The shutdown has unveiled something significant: the U.S. Department of Education has been part of a larger deception. For years, unions and their political allies have told Americans that federal oversight is essential for maintaining quality education. They claim that states couldn’t possibly manage funding, accountability, or innovation without guidance from Washington.
Yet, this belief has been proven incorrect. Schools have remained operational during the shutdown because key funding sources like Title I and IDEA operate through established formulas that persist, even when federal workers are not in their offices. In reality, states have always had control over these funds.
This shutdown illustrated what many have already suspected: states have the ability to manage education and, in fact, they already do. Education in the U.S. is mostly funded and run at the state and local level, and the federal government often introduces more bureaucracy than actual substance.
To put it simply, the U.S. Department of Education shouldn’t even exist. It was formed in 1979 as a political move—a compromise struck between Jimmy Carter and the teachers’ unions aimed at consolidating their power.
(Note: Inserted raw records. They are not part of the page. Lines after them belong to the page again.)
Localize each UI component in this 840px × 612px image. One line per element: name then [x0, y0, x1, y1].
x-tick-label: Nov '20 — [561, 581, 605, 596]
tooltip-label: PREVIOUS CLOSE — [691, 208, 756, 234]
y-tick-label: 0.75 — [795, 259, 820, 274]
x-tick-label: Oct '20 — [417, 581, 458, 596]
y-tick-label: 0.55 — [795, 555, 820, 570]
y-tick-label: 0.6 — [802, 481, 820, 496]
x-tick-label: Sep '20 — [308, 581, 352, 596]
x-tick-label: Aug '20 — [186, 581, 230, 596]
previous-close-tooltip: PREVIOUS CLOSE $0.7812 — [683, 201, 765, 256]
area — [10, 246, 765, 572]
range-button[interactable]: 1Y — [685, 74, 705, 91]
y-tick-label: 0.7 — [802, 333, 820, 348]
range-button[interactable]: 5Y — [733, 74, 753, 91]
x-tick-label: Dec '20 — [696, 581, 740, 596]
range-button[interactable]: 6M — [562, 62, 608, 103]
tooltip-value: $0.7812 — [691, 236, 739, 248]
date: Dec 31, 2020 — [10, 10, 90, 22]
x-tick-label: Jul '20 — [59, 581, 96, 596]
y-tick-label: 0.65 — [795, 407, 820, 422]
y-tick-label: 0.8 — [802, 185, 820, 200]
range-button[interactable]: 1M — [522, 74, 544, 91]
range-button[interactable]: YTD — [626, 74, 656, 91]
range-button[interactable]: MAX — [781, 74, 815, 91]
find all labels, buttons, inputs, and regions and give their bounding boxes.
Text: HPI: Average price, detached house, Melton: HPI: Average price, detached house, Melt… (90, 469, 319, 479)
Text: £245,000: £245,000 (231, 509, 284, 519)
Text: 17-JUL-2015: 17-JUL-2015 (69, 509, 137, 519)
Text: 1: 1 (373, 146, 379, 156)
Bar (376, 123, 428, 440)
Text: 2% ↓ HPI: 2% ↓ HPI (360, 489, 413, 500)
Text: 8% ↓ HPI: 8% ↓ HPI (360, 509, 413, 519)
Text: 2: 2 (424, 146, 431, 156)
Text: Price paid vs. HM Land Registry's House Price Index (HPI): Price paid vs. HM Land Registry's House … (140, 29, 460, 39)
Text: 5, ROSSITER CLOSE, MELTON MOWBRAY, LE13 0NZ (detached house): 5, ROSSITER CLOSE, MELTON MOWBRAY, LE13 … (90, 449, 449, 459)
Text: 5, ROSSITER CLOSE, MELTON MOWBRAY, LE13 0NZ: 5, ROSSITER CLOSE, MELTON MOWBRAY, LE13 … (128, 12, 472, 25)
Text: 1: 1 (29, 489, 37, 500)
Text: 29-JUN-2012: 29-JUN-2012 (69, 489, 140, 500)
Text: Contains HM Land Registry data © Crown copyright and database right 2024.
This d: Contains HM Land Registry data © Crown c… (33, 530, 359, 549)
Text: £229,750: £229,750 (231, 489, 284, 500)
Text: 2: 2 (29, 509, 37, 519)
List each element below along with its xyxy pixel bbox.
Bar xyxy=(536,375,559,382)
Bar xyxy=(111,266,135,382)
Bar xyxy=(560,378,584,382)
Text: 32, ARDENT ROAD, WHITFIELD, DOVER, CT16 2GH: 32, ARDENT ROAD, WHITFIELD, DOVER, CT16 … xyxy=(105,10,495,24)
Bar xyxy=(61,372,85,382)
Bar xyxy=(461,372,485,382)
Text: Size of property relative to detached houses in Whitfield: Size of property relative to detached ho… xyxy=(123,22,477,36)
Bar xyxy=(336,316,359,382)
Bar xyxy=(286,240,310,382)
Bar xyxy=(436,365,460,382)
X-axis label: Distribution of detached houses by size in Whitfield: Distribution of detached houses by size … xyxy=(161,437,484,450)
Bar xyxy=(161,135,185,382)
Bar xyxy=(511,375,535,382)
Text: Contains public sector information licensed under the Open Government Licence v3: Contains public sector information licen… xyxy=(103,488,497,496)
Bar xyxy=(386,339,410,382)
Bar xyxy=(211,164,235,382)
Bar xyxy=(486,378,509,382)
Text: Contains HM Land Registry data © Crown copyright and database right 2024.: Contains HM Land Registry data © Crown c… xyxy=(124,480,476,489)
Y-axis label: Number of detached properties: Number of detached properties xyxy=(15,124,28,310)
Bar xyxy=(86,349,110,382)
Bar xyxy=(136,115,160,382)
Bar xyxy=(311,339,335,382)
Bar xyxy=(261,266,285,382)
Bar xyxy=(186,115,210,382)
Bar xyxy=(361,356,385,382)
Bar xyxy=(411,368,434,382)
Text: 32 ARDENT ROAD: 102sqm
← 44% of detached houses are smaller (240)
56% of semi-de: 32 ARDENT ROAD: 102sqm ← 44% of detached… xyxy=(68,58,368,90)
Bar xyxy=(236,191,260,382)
That arrangement is evident in the ongoing dynamic.
Teachers’ unions are just one piece of this puzzle. They were a driving force behind the creation of the Department of Education, benefitting from its funding, influence, and protection. In turn, they defend its survival, creating a mutually beneficial relationship. Their narrative insists that the nation would collapse without them, which serves their interests by keeping their control intact.
For years, armed with the support of the Department of Education, teachers’ unions have infused educational standards, training programs, and certification pipelines with a specific ideology that often silences parental input.
Now, as the Department of Education faces operational difficulties, there’s a palpable sense of panic among the unions. Headlines proclaiming that “without the Department of Education, chaos will reign” are misleading. The truth is, the real chaos has been the falsehoods they’ve perpetuated for decades.
In reality, students are still learning, teachers are actively engaged, and parents are reclaiming their role in education. This system can function effectively without federal intervention.
This shutdown serves as an important wake-up call. It hasn’t spelled doom for American education; rather, it has shed light on those who have been undermining it all along.
While unions may lament the circumstances, the rest of us will continue with our work, focused and undeterred.